American singer Anita Pointer, who enjoyed success in the 1970s and 1980s with her sisters in the rhythm and blues group “Pointer Sisters”, died on Saturday at the age of 74 from cancer, announced his agent.
“I am sad to announce that my Grammy-winning client Anita Pointer has passed away after a heroic battle with cancer,” Roger Neal posted on Instagram.
She died on New Year's Eve at her home in Los Angeles, surrounded by her family, he told CNN.
“Despite our deep sadness at the loss of Anita, we are comforted to know that she is now with her daughter Jada and her sisters June and Bonnie, and at peace,” the Pointer family said in a statement.
The group, originally from Oakland, California, was originally formed by Anita and her sisters June (died April 2006), Bonnie (died June 2020) and then Ruth. They had started singing in the church where their father was pastoring in Oakland.

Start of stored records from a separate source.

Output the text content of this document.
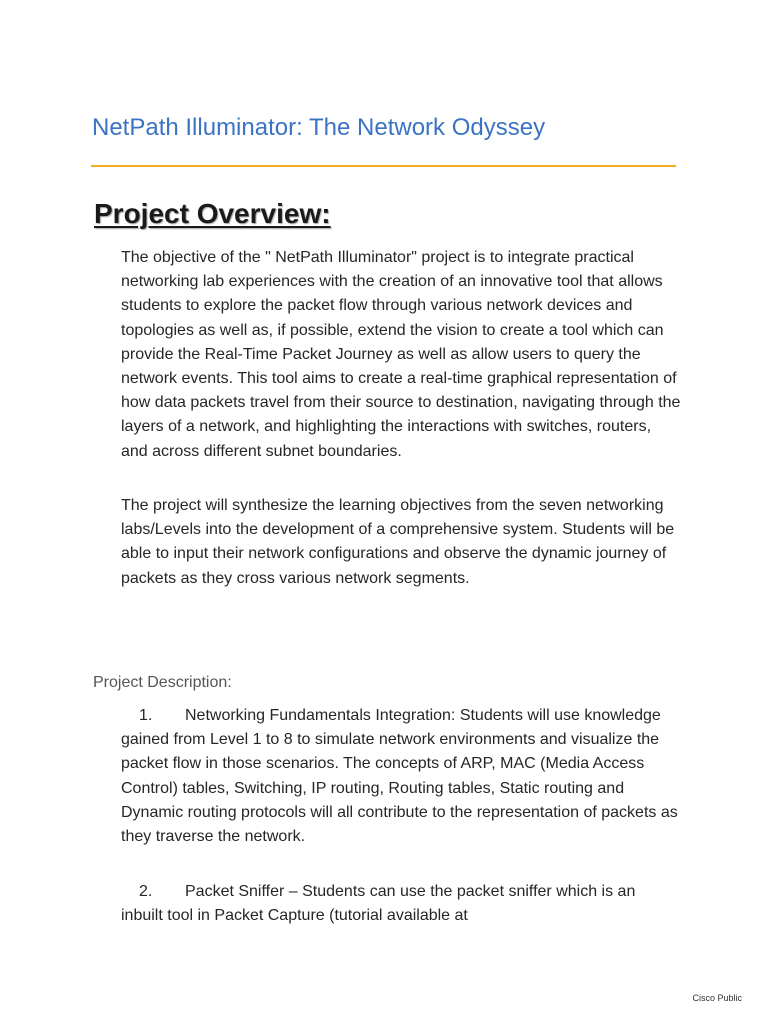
NetPath Illuminator: The Network Odyssey
Project Overview:

The objective of the " NetPath Illuminator" project is to integrate practical networking lab experiences with the creation of an innovative tool that allows students to explore the packet flow through various network devices and topologies as well as, if possible, extend the vision to create a tool which can provide the Real-Time Packet Journey as well as allow users to query the network events. This tool aims to create a real-time graphical representation of how data packets travel from their source to destination, navigating through the layers of a network, and highlighting the interactions with switches, routers, and across different subnet boundaries.

The project will synthesize the learning objectives from the seven networking labs/Levels into the development of a comprehensive system. Students will be able to input their network configurations and observe the dynamic journey of packets as they cross various network segments.

Project Description:

1. Networking Fundamentals Integration: Students will use knowledge gained from Level 1 to 8 to simulate network environments and visualize the packet flow in those scenarios. The concepts of ARP, MAC (Media Access Control) tables, Switching, IP routing, Routing tables, Static routing and Dynamic routing protocols will all contribute to the representation of packets as they traverse the network.

2. Packet Sniffer – Students can use the packet sniffer which is an inbuilt tool in Packet Capture (tutorial available at

Cisco Public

The Pointer Sisters, initially marked by jazz, bebop and gospel, released their first album in 1973 and won three Grammy Awards during their career. Their foray into country music with the song “Fairytale” in 1975 had earned them the first, and they had been invited to the legendary hall of the Grand Ole Opry in Nashville, a first for black artists.
The band had grown to three members after Bonnie defected in 1977 to pursue a solo career.
This did not prevent the Pointer Sisters from multiplying their successes at the turn of the 1980s -Fire, He's So Shy, Slow Hand or I'm so excited-, with a repertoire oscillating between nods to the "scat" of the years 1940 and disco.
Although their popularity had waned by the late 1980s, the Pointer Sisters continued to perform in concert. June Pointer had left the group in 2004, replaced by a daughter of Ruth, Issa.